A client with liver cirrhosis is being educated about managing their condition. Which statement by the client indicates a need for further teaching?
- A. I will avoid drinking alcohol
- B. I need to limit my salt intake
- C. I can take acetaminophen for pain
- D. I should eat a balanced diet
Correct Answer: C
Rationale: The correct answer is C: "I can take acetaminophen for pain." Acetaminophen can be harmful to the liver, especially in individuals with liver cirrhosis. The liver is responsible for metabolizing acetaminophen, and in cirrhosis, its function is impaired, leading to potential toxicity. Choice A is correct as alcohol can worsen liver damage. Choice B is correct as excess salt can lead to fluid retention and complications. Choice D is correct as a balanced diet is important for overall health. Therefore, the statement about taking acetaminophen indicates a need for further teaching.
The healthcare provider in the outpatient clinic has obtained health histories for these new patients. Which patient may need referral for genetic testing?
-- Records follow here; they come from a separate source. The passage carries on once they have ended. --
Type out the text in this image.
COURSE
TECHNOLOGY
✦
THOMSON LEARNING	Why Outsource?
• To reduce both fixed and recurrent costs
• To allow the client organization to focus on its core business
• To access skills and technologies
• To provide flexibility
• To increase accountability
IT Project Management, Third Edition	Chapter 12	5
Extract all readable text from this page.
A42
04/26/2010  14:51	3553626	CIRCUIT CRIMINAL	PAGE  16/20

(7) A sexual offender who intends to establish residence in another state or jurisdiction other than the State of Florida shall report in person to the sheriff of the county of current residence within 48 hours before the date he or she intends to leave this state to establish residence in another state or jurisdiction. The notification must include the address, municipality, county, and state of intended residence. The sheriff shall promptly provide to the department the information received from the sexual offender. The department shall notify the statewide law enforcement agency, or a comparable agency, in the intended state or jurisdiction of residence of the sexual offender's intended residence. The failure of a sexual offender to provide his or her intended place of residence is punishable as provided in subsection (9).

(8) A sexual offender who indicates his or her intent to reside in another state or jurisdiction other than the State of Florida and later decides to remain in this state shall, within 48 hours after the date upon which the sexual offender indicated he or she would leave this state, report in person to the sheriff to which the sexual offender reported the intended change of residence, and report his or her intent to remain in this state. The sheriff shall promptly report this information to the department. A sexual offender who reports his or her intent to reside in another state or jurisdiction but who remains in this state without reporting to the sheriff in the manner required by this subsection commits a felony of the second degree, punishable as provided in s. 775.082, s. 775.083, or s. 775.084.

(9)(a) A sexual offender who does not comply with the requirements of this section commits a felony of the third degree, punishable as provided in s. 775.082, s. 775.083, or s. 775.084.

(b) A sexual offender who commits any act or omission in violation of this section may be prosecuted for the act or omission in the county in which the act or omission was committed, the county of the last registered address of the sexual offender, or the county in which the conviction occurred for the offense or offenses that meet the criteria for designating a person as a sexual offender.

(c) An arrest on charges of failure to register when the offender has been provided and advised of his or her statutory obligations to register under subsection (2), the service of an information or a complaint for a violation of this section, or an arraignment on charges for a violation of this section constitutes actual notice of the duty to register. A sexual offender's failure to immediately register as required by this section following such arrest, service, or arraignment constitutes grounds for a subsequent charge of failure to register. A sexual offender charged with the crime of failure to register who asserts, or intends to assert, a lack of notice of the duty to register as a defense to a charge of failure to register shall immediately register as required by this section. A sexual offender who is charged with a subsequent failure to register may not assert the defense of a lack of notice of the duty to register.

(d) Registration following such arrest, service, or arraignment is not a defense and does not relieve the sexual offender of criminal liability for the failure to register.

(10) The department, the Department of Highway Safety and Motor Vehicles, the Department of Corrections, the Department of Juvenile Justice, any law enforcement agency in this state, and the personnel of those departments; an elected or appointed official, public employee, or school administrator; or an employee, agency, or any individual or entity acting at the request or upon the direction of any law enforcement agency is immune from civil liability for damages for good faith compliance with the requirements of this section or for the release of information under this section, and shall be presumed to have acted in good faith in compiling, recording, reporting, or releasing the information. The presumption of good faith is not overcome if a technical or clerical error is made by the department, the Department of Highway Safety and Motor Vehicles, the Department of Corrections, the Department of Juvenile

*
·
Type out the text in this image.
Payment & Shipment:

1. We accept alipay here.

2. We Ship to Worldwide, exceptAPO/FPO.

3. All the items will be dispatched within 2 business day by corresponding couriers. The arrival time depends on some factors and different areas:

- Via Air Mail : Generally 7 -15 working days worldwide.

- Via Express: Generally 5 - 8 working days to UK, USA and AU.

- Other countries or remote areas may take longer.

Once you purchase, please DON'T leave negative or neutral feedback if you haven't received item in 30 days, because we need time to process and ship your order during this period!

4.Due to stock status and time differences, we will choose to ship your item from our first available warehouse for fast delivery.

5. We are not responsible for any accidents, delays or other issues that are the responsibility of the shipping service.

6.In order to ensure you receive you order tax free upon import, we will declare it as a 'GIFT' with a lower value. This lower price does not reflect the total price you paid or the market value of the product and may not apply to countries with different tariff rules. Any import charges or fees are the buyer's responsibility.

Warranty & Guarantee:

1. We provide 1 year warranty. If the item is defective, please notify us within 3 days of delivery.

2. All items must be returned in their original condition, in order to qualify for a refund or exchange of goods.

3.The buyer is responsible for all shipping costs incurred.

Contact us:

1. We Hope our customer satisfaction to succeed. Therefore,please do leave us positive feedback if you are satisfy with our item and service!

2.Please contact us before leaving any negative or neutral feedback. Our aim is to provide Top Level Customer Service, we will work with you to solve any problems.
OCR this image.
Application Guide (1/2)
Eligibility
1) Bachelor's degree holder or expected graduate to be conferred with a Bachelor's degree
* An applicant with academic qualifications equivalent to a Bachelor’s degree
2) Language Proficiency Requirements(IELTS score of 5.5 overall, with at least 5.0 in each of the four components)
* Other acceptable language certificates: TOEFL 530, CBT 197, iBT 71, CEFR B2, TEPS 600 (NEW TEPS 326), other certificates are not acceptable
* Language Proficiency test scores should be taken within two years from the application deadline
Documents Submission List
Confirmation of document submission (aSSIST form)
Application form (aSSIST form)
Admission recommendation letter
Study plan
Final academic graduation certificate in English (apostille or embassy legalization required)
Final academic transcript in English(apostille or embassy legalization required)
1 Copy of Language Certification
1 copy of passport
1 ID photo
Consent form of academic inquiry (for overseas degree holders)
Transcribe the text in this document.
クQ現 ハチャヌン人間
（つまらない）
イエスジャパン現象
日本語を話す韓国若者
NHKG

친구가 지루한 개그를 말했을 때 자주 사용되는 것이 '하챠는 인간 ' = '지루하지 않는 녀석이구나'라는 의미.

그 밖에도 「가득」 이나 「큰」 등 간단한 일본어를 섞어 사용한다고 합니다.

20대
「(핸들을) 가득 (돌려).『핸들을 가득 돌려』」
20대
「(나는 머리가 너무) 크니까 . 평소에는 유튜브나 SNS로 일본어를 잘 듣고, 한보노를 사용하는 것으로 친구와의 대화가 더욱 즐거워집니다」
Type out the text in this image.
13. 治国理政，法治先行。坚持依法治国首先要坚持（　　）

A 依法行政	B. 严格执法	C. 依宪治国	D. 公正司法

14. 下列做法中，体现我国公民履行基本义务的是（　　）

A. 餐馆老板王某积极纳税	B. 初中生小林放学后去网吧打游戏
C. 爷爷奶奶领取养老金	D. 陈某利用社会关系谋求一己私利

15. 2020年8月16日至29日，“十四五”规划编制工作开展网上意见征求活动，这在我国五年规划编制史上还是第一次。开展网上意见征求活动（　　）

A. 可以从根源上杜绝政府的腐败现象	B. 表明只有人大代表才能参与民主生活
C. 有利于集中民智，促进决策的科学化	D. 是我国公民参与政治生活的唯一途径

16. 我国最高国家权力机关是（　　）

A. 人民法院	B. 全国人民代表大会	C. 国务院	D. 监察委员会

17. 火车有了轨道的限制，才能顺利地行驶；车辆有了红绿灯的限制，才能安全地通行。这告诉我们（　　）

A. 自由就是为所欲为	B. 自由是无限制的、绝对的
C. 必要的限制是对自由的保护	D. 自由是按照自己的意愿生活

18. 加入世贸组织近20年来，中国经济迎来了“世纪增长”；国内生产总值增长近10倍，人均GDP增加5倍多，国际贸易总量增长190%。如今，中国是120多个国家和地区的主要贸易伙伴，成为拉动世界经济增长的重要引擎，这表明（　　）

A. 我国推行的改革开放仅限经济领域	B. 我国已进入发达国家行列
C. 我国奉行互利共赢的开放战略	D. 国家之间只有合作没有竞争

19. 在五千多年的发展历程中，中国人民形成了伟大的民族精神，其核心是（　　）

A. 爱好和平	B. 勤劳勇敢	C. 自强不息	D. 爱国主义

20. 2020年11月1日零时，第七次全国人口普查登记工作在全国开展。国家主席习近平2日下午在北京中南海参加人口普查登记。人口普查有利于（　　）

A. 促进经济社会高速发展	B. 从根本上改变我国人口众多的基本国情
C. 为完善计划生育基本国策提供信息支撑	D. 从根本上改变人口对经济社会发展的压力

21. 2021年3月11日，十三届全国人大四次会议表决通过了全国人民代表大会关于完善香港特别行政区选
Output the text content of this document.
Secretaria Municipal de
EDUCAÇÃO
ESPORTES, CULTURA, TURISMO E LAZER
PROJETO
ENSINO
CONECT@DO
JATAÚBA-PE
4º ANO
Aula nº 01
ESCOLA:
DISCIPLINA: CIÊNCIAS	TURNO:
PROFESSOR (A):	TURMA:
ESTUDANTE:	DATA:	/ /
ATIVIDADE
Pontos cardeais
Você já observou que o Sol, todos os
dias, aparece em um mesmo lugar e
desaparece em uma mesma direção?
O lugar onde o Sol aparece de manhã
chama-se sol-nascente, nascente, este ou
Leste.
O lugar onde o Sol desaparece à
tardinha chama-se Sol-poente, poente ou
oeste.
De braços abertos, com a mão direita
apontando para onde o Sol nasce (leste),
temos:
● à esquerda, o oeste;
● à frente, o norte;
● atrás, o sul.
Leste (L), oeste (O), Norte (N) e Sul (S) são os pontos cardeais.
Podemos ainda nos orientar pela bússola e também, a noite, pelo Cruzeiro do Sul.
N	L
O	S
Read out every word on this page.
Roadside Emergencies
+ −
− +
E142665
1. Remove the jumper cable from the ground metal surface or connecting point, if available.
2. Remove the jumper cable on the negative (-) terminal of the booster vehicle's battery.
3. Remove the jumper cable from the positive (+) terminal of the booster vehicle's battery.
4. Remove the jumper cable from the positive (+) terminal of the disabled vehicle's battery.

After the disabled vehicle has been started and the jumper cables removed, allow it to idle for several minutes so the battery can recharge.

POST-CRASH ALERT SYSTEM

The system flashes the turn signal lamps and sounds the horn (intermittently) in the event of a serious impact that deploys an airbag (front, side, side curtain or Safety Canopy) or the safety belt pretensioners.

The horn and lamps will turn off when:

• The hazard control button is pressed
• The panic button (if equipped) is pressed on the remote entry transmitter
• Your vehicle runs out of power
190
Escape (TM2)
- A. 35-year-old patient whose maternal grandparents died after strokes at ages 90 and 96
- B. 18-year-old patient with a positive pregnancy test whose first child has cerebral palsy
- C. 34-year-old patient who has a sibling with newly diagnosed polycystic kidney disease
- D. 50-year-old patient with a history of cigarette smoking who is complaining of dyspnea
Correct Answer: C
Rationale: The correct answer is C. The patient with a sibling having newly diagnosed polycystic kidney disease may need a referral for genetic testing. Polycystic kidney disease has a genetic component, so there is a higher likelihood of the patient also having the condition. Referral for genetic testing can help in early diagnosis, management, and counseling for the patient and their family members.
Choice A is incorrect because strokes in maternal grandparents at advanced ages are not typically indicative of a need for genetic testing. Choice B is incorrect as cerebral palsy is not typically a genetic condition related to the patient's pregnancy test result. Choice D is incorrect as dyspnea in a smoking patient is more likely related to respiratory issues such as chronic obstructive pulmonary disease rather than a genetic condition.